もっとも、プロジェクトはまだ道半ばだ。うつ病の重症度の評価や経過観察、認知症の兆候や進行具合を定量的に評価する新しい医療機器システムを完成させるまでには、取り組むべき課題が少なからず残っている。アルゴリズムの高度化は、その一つ。患者ごとの縦断的な経過の把握が大切な精神科医療に耐え得るシステムにするため、時系列でデータセットを蓄積し病状の変化を捉えられるようアルゴリズムを進化させることが欠かせない。

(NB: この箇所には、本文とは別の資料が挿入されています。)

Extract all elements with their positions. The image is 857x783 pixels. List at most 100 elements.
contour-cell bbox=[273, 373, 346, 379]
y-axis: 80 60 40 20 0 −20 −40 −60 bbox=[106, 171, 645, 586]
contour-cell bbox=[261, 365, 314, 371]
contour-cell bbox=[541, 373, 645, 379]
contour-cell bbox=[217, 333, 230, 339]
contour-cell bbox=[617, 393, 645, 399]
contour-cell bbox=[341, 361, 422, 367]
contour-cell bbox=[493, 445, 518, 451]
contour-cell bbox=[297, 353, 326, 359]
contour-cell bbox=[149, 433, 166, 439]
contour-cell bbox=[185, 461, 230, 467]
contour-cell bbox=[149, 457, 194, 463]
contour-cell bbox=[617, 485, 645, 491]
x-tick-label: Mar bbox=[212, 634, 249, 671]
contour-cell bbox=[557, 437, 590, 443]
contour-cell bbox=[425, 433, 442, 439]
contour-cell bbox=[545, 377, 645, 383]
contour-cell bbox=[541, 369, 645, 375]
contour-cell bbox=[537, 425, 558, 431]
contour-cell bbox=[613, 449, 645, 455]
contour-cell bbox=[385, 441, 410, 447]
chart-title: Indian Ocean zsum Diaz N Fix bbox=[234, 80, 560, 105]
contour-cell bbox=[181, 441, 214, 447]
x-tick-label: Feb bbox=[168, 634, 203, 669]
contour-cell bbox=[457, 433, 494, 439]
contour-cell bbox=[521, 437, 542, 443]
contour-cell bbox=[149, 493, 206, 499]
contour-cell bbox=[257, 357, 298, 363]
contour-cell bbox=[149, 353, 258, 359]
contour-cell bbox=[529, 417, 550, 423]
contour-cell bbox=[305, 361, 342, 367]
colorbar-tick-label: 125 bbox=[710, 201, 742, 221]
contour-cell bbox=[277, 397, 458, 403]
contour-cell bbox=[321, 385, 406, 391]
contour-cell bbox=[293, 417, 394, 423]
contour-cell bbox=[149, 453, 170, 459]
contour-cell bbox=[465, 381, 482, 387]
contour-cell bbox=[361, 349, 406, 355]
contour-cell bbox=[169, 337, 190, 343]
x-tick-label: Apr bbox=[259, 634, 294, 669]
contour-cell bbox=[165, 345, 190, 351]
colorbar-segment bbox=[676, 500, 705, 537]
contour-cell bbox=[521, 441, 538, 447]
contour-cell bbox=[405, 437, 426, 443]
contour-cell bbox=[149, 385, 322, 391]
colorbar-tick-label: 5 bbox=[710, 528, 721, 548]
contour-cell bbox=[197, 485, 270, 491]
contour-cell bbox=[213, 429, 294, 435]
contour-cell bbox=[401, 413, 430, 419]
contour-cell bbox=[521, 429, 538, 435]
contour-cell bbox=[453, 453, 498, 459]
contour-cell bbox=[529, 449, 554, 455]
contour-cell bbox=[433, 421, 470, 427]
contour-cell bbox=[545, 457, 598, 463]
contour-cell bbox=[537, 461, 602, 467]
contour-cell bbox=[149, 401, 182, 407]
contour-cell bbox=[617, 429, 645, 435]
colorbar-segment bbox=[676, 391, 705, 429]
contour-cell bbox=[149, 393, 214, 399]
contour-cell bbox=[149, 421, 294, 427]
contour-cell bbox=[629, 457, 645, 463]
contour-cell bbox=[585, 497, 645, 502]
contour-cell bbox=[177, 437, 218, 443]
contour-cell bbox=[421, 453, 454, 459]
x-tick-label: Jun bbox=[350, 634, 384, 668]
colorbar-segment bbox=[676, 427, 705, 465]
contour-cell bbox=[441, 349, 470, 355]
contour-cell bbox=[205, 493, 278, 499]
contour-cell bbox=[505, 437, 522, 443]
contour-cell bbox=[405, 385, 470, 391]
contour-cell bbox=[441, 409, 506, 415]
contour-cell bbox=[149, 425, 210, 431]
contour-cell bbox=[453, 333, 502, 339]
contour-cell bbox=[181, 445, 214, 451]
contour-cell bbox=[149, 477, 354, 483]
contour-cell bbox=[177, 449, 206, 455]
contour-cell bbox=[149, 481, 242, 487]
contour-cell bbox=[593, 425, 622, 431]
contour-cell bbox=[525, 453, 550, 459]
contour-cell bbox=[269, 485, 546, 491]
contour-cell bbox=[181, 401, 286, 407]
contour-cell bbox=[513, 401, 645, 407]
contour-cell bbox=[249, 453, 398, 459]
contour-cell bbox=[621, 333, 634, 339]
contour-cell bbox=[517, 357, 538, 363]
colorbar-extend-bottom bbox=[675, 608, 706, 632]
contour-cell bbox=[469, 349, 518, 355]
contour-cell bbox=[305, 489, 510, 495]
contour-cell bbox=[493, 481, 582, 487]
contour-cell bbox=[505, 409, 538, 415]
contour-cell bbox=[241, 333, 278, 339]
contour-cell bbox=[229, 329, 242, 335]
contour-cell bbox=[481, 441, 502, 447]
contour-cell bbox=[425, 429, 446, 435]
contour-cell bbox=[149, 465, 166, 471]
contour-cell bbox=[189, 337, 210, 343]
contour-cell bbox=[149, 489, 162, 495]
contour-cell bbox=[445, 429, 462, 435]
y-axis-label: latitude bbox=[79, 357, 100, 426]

「ELSI(エルシー)についても、十分に議論を深める必要がある」と岸本医師は強調する。ELSIとは倫理的(Ethical)、法的(Legal)、社会的(Social)に想定される諸問題(Issues)のこと。新たな技術が想定外の目的で悪用されないよう、対策を講じなければならない。PROMPTで開発するのはあくまでも、精神疾患の重症度を数値化する診断支援システム。ELSIのリスクを最小化する観点から、「開発したアルゴリズムやシステムは医師にしか使わせないよう作りこむ」(岸本医師)方針だ。